50. La consumación de la traición

Los laberintos de la memoria, por José Ernesto Schulman

 

 

Estaba en el laburo y me llamaron del diario.

-Asume hoy

No  hacían falta más palabras.

A pesar de las denuncias en La Capital y de la columna en Rosario/12 (73), a pesar de las declaraciones de los organismos de los derechos humanos y de aquel acto en la Plaza del Soldado de Santa Fe junto con la Hebe y las Madres en que lo denunciamos con toda la voz, el torturador Víctor Hermes Brusa se preparaba para asumir como juez federal de la Nación, a cargo del Juzgado Federal Número Uno de la ciudad de Santa Fe.

Aproveché que tenía una cobranza pendiente que hacer para pedir permiso para resolverla, y así poder salir a la calle, pero mi jefe se demoró un rato largo, así que cuando pude salir ya era casi la hora de la ceremonia.

Al  único que alcancé a avisarle fue al Beto (74) después me subí a mi Pumita (75) y salí corriendo para el sitio de la jura, en un edificio la Justicia Federal del Boulevard Oroño.

Llegamos casi juntos, el Beto y yo, pero había un vallado de policías que nos impedía pasar.

El nuevo Juez Federal de Santa Fe debía asumir con la pompa y la tranquilidad que su cargo merecía. Y así fue.

Todos fingieron en el acto no saber el pasado del Juez, y pretendían que con la ceremonia se borrarían las acusaciones y las dudas. Si la Comisión de Acuerdos del Senado había considerado sus antecedentes y las acusaciones y lo había considerado apto... argumentó la Corte Suprema de Justicia casi diez años después como justificativo de su complicidad indisimulable.

Anoto en un cuaderno la fecha de la infamia: es el 5 de septiembre de 1992.

La democracia argentina se ha sacado un velo más y avanza, paso a paso, hacia la desnudez total con que se presentaría, horrible y repugnante, en diciembre del 2001 a matar muchachos en la Plaza de Mayo que la enfrentaban armados con piedras y cacerolas.

Por eso, no olviden de que aquellos vientos trajeron estas tempestades.
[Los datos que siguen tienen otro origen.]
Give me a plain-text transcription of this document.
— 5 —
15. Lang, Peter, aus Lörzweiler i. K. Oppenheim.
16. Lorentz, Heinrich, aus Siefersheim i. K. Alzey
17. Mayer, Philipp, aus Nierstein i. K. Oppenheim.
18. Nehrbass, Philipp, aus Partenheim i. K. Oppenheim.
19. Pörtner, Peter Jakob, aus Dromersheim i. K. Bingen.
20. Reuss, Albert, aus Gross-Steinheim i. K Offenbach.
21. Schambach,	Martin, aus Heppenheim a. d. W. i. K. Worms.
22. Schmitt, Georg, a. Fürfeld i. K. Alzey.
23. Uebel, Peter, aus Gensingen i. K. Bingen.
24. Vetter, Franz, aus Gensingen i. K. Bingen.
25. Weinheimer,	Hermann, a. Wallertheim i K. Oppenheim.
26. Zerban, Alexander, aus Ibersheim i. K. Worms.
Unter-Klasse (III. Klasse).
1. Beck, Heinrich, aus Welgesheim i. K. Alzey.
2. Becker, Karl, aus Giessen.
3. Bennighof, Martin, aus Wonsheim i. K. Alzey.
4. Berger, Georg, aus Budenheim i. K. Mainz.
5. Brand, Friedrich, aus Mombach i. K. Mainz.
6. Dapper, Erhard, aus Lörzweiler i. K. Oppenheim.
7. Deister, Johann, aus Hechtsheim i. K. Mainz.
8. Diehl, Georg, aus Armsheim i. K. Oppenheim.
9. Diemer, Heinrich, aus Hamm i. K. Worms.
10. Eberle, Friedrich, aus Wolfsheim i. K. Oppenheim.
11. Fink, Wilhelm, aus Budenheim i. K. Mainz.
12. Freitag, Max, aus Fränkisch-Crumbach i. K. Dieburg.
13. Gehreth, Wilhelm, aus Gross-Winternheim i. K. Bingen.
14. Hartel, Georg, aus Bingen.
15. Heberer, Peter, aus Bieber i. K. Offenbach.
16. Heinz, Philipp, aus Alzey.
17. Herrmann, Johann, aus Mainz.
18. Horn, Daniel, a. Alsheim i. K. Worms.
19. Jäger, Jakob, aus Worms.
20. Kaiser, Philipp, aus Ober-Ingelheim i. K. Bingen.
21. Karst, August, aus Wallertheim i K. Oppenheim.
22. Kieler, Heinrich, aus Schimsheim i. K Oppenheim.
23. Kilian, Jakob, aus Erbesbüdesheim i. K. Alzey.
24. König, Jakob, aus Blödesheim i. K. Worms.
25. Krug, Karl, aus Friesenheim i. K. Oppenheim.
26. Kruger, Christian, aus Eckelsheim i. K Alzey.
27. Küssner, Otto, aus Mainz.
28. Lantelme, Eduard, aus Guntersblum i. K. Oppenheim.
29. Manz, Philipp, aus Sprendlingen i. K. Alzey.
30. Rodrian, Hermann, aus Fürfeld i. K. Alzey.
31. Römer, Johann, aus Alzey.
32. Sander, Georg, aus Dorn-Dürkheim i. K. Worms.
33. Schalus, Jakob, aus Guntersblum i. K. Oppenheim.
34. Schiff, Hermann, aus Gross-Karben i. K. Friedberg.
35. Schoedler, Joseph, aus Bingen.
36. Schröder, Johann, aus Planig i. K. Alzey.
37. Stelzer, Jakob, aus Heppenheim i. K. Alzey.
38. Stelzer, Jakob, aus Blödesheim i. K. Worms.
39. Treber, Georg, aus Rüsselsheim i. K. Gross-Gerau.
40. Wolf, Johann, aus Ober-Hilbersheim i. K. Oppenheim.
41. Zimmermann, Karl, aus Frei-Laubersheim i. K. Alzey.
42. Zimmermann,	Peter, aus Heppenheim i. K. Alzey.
De la rabia que tenía no volví al laburo, me fui a casa y escribí unas líneas para publicar en Rosario/12. Allí estampé una aseveración que entonces sólo era deseo: “La memoria es más larga que la traición”.

Pero ocurrió que los dos términos de la ecuación resultaron mucho más complejos que la aparente transparencia de aquella afirmación; voluntarista sin duda, pero cargada de sano odio contra los asesinos.

Primero la memoria.

Ni yo mismo me acordaba quién carajo era el tal Víctor  Brusa. Aquella tarde de agosto de 1992 en el departamentito de la calle Corrientes, en Rosario, tuve que escuchar varias veces la noticia de que alguien se preguntaba si el candidato a juez cumplía todos los requisitos que el cargo exige para que algo me hiciera click en el cerebro y me llevara a buscar entre mis carpetas de recortes y papeles viejos para asegurarme que Víctor Hermes Brusa fuera el nombre de la infamia de 1977.

Una infamia que duró por mucho tiempo, porque de aquel episodio de noviembre del ´77 quedó abierta una causa y un pedido de captura que casi me liquida del todo una mañana del ´79 en que intenté renovar mi pasaporte en el edificio central de la Policía Federal, el de la calle Belgrano y Virrey Cevallos en la Capital, y me invitaron a pasar a una oficina del primer piso.

Habíamos trabajado duro para armar una buena delegación al Festival Mundial de las Juventudes que se realizaba en La Habana, y yo tenía unas ganas bárbaras de participar, y  por supuesto muchas más, de conocer Cuba.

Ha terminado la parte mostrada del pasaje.